Media Images and Their Impact on Children: A Call to Action
July 30, 2020
The following post was originally published by the Children’s Media Association and appears here with permission.
On June 3, 2020, The New York Times published an article titled, “Please Stop Showing the Video of George Floyd’s Death” by Melanye Price. Ms. Price made the case that repeated showings of this and other videos of African Americans being brutalized by police have not led to change and may be having unintended consequences such as “reinforcing pernicious narratives that black lives do not matter while affirming the actions of people” who commit the terrible acts. Her arguments are important and deserve our attention. I wonder if by repeated showings of such images, however, including the scenes we see daily — of protestors being mishandled by police, windows being smashed, stores being looted — are having another unintended consequence.
This article brought to my mind an experience I had soon after 9/11. At that time, I was an executive at a cable company that hosted an extensive line-up of programs targeted at children ages 3–12 years.
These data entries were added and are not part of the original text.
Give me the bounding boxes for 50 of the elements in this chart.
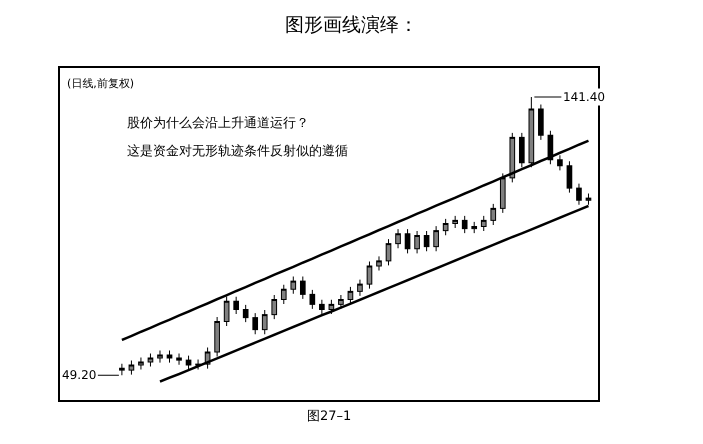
candlestick (338, 294, 344, 310)
candlestick (262, 310, 268, 335)
candlestick (376, 256, 382, 272)
candlestick (290, 276, 296, 294)
candlestick (319, 299, 325, 314)
candlestick (242, 304, 249, 323)
candlestick (128, 360, 134, 376)
candlestick (557, 154, 563, 171)
candlestick (433, 226, 439, 252)
caption: 图27–1 (307, 409, 352, 424)
candlestick (224, 296, 230, 327)
candlestick (500, 172, 506, 214)
candlestick (357, 279, 363, 296)
candlestick (328, 299, 334, 314)
candlestick (176, 353, 182, 366)
candlestick (348, 286, 354, 305)
text: 49.20 (62, 368, 96, 382)
candlestick (414, 230, 420, 254)
candlestick (119, 363, 125, 376)
candlestick (462, 215, 468, 234)
candlestick (157, 350, 163, 364)
candlestick (233, 296, 239, 314)
text: (日线,前复权) (67, 77, 134, 90)
candlestick (442, 218, 448, 236)
candlestick (471, 221, 478, 234)
candlestick (480, 215, 487, 232)
candlestick (214, 316, 220, 358)
candlestick (404, 228, 410, 254)
candlestick (300, 276, 306, 300)
candlestick (166, 350, 172, 364)
candlestick (271, 294, 278, 320)
candlestick (310, 289, 316, 310)
candlestick (366, 260, 372, 290)
chart-title: 图形画线演绎： (285, 14, 418, 36)
candlestick (538, 104, 544, 140)
candlestick (186, 355, 192, 370)
annotation: 141.40 (563, 90, 605, 104)
candlestick (138, 356, 144, 370)
candlestick (280, 284, 287, 305)
candlestick (566, 160, 572, 194)
annotation: 这是资金对无形轨迹条件反射似的遵循 (127, 143, 348, 159)
candlestick (576, 183, 582, 206)
annotation: 股价为什么会沿上升通道运行？ (127, 116, 309, 131)
candlestick (148, 353, 154, 367)
candlestick (452, 215, 458, 228)
candlestick (395, 228, 401, 249)
candlestick (490, 203, 496, 226)
candlestick (386, 238, 392, 266)
candlestick (252, 312, 258, 335)
candlestick (424, 230, 430, 252)
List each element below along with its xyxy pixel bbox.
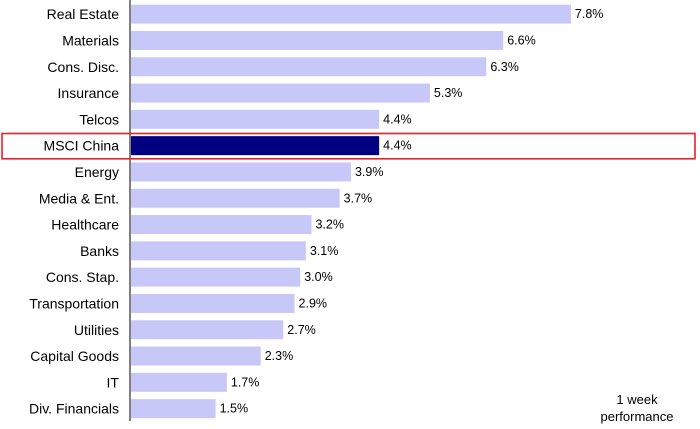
category-label: Cons. Stap. [46, 269, 119, 285]
bar [131, 241, 306, 261]
category-label: Media & Ent. [39, 190, 119, 206]
value-label: 3.1% [310, 244, 339, 258]
category-label: Banks [80, 243, 119, 259]
value-label: 4.4% [383, 112, 412, 126]
value-label: 6.6% [507, 33, 536, 47]
value-label: 5.3% [434, 86, 463, 100]
bar [131, 162, 351, 182]
annotation-line-2: performance [601, 409, 674, 424]
bar [131, 372, 227, 392]
value-label: 4.4% [383, 139, 412, 153]
highlight-box [1, 132, 696, 160]
category-label: Transportation [29, 295, 119, 311]
category-label: Utilities [74, 322, 119, 338]
value-label: 3.9% [355, 165, 384, 179]
highlight-bar [131, 136, 380, 156]
bar [131, 346, 261, 366]
category-label: Telcos [79, 111, 119, 127]
value-label: 7.8% [575, 7, 604, 21]
category-label: Healthcare [51, 217, 119, 233]
category-label: Cons. Disc. [47, 59, 119, 75]
category-label: Capital Goods [30, 348, 119, 364]
bar [131, 215, 312, 235]
value-label: 2.7% [287, 323, 316, 337]
value-label: 6.3% [490, 60, 519, 74]
category-label: IT [107, 374, 120, 390]
category-label: Div. Financials [29, 401, 119, 417]
bar [131, 293, 295, 313]
bar [131, 188, 340, 208]
value-label: 2.3% [265, 349, 294, 363]
bar [131, 30, 504, 50]
value-label: 3.7% [344, 191, 373, 205]
value-label: 3.2% [315, 218, 344, 232]
bar [131, 399, 216, 419]
value-label: 2.9% [299, 296, 328, 310]
annotation-line-1: 1 week [616, 392, 658, 407]
bar [131, 320, 284, 340]
category-label: Insurance [58, 85, 120, 101]
value-label: 1.7% [231, 375, 260, 389]
category-label: Energy [75, 164, 119, 180]
bar [131, 57, 487, 77]
bar [131, 83, 430, 103]
bar [131, 267, 301, 287]
bar [131, 109, 380, 129]
category-label: MSCI China [44, 138, 120, 154]
bars-group: Real Estate 7.8% Materials 6.6% Cons. Disc. 6… [29, 4, 604, 419]
bar [131, 4, 571, 24]
category-label: Real Estate [47, 6, 120, 22]
value-label: 3.0% [304, 270, 333, 284]
category-label: Materials [62, 32, 119, 48]
value-label: 1.5% [220, 402, 249, 416]
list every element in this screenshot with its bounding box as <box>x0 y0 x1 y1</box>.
A few days after 9/11, our executive team met to discuss what, if anything, we should do in response to the tragedy. My department promulgated the policies and practices the network adhered to for our children’s programming. We acknowledged reports from the child development community about how children, particularly young children, when seeing the images over and over of planes flying into tall buildings, buildings crumbling, and fires breaking out on TVs watched by their parents thought that these events were happening again and again. Researchers began to look differently at how large-scale crises that are covered by wall-to-wall media affect children.
Before 9/11, psychologists typically considered only children who witnessed trauma or experienced a direct loss to be at higher risk for mental health consequences in the ensuing weeks and months, observed Robin Gurwitch, a faculty member in the Duke University Department of Psychiatry and Behavioral Sciences and the Center for Child and Family Health. The attacks on 9/11 — and the saturation and repetition of those terrifying images — changed that.
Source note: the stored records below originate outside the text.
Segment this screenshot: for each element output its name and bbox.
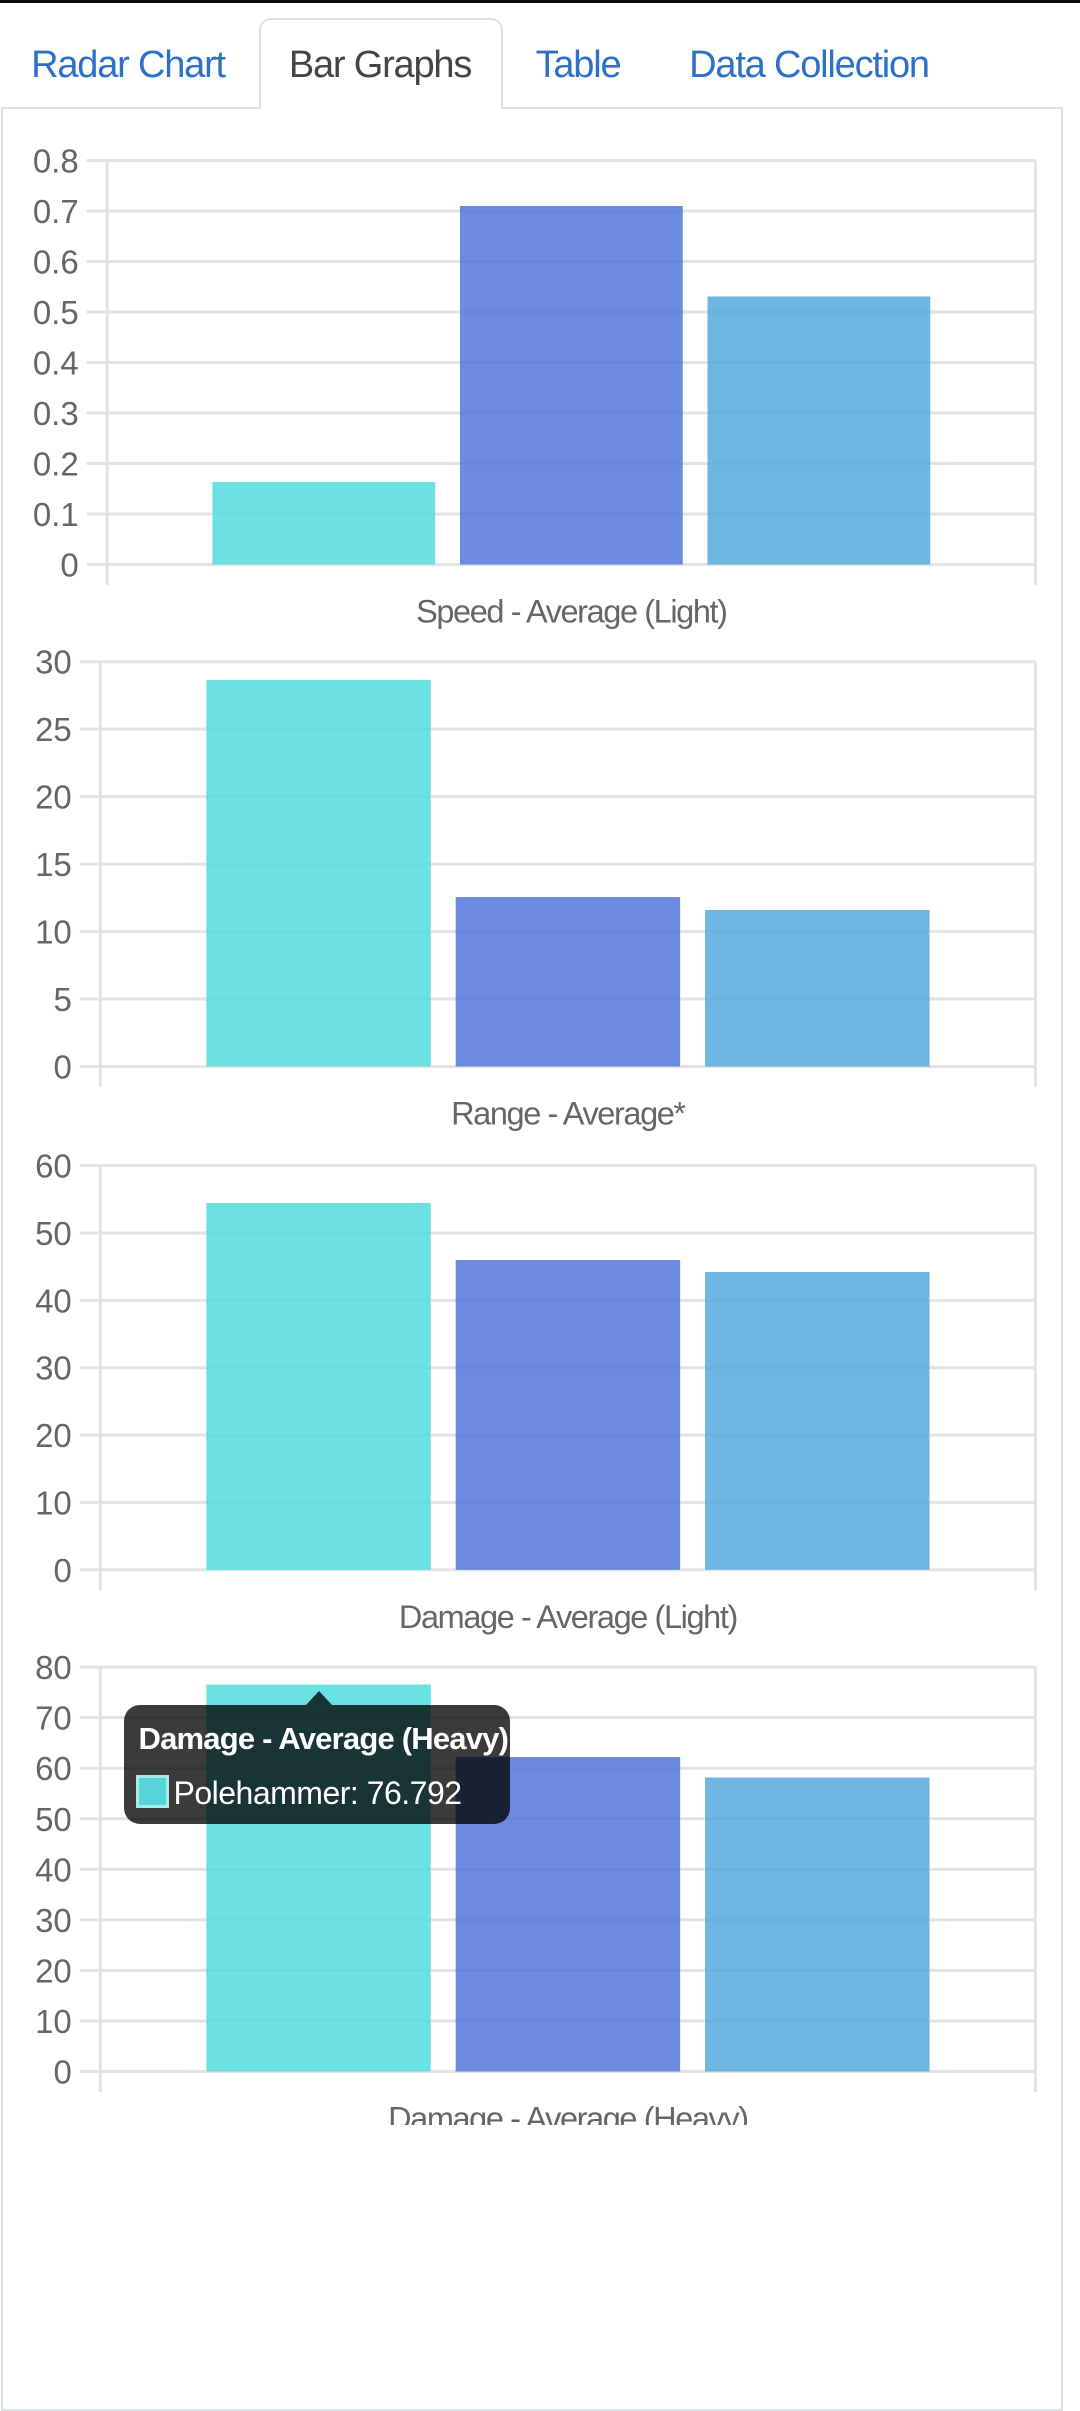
svg-text:15: 15	[35, 846, 72, 883]
svg-text:40: 40	[35, 1282, 72, 1319]
svg-text:Damage - Average (Light): Damage - Average (Light)	[399, 1599, 737, 1635]
svg-text:0: 0	[53, 2054, 71, 2091]
svg-text:Speed - Average (Light): Speed - Average (Light)	[416, 594, 726, 630]
svg-text:20: 20	[35, 1952, 72, 1989]
svg-text:0.3: 0.3	[33, 395, 79, 432]
svg-text:10: 10	[35, 914, 72, 951]
svg-text:10: 10	[35, 2003, 72, 2040]
svg-text:Range - Average*: Range - Average*	[451, 1096, 686, 1132]
svg-text:0: 0	[53, 1049, 71, 1086]
svg-text:0.1: 0.1	[33, 496, 79, 533]
svg-text:60: 60	[35, 1750, 72, 1787]
svg-text:0: 0	[53, 1552, 71, 1589]
svg-text:20: 20	[35, 1417, 72, 1454]
svg-text:70: 70	[35, 1700, 72, 1737]
svg-text:50: 50	[35, 1801, 72, 1838]
svg-text:60: 60	[35, 1148, 72, 1185]
svg-text:30: 30	[35, 1902, 72, 1939]
svg-text:30: 30	[35, 1350, 72, 1387]
svg-text:0.4: 0.4	[33, 345, 79, 382]
svg-text:0.7: 0.7	[33, 193, 79, 230]
svg-text:Damage - Average (Heavy): Damage - Average (Heavy)	[388, 2101, 748, 2126]
svg-text:0.8: 0.8	[33, 143, 79, 180]
svg-text:40: 40	[35, 1851, 72, 1888]
svg-text:50: 50	[35, 1215, 72, 1252]
svg-text:80: 80	[35, 1649, 72, 1686]
svg-text:20: 20	[35, 779, 72, 816]
svg-text:0.5: 0.5	[33, 294, 79, 331]
svg-text:5: 5	[53, 981, 71, 1018]
svg-text:0.2: 0.2	[33, 446, 79, 483]
svg-text:30: 30	[35, 644, 72, 681]
svg-text:0: 0	[60, 547, 78, 584]
svg-text:10: 10	[35, 1484, 72, 1521]
svg-text:0.6: 0.6	[33, 244, 79, 281]
svg-text:25: 25	[35, 711, 72, 748]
“Many children were too young to understand that what they were seeing was the same footage being repeated,” Gurwitch said. “They thought more and more towers were falling.”
At our staff meeting, we discussed these early findings and made the case that it was our collective responsibility to acknowledge that these images were traumatizing to young children. That led us to wonder if similar images might exist in our own programming line-up and whether such images could contribute to the trauma.
We made the decision that we needed to examine current programs for similar images and scrub them from the shows. It took us a while to review the programming. We were quite surprised by the number of images we found in the “animated action-adventure” and “superhero” series. We did indeed find examples of superheroes firing lasers into skyscrapers causing them to burst into flames. There were scenes of animated characters running from falling buildings. We found an instance of lasers fired at an enemy plane causing it to careen to the ground. We edited out all of these scenes.
My experience leads to me ask — is this happening again with the repeated images of not only the brutal killing of George Floyd at the hands of police but also the violence captured in videos of the protests in the streets? Are young children again thinking that these incidents are happening over and over again?
It also begs the question of whether similar review and editing is required of today’s programming lineups to mitigate the potentially deleterious impact on children. Are there scenes of superheroes or even law enforcement officers “reinforcing pernicious narratives” about minorities? Teaching Tolerance, a project of the Southern Poverty Law Center, noted this in a recent newsletter:
“Scientific research has demonstrated that biases thought to be absent or extinguished remain as ‘mental residue’ in most of us. Studies show people can be consciously committed to egalitarianism, and deliberately work to behave without prejudice, yet still possess hidden negative prejudices or stereotypes.”
My colleagues in the children’s media community are well-meaning, intelligent, well-informed people, but these are different times and we need to look inward. Are there images in programs targeted to children that include hidden, unconscious biases, subtle discrimination, and stereotypes? Are there images that reinforce attitudes about in-groups or out-groups? Is the omission of some ethnic groups another way of conveying unconscious prejudice?
Let’s look honestly and consciously at the images that we have offered to children, in mainstream media and children’s programming. We can do better. We must do better. This is a call to action.
Donna Mitroff is the Founder of The Kidvocate Group, LLC. She is an educator and children’s media expert with nearly three decades of experience in both the non-profit and entertainment industry including commercial broadcasting, cable and public television. She consults with production companies, networks and studios in the areas of program development, content design and review, children and families and media use, media policy, and media impact. She is currently the Head of the Advisory Board of the Children’s Media Association Bay Area. Donna started her media career in Pittsburgh where she worked with Fred Rogers of “Mister Rogers Neighborhood.” She holds a PhD in Education and an MA in Special Education.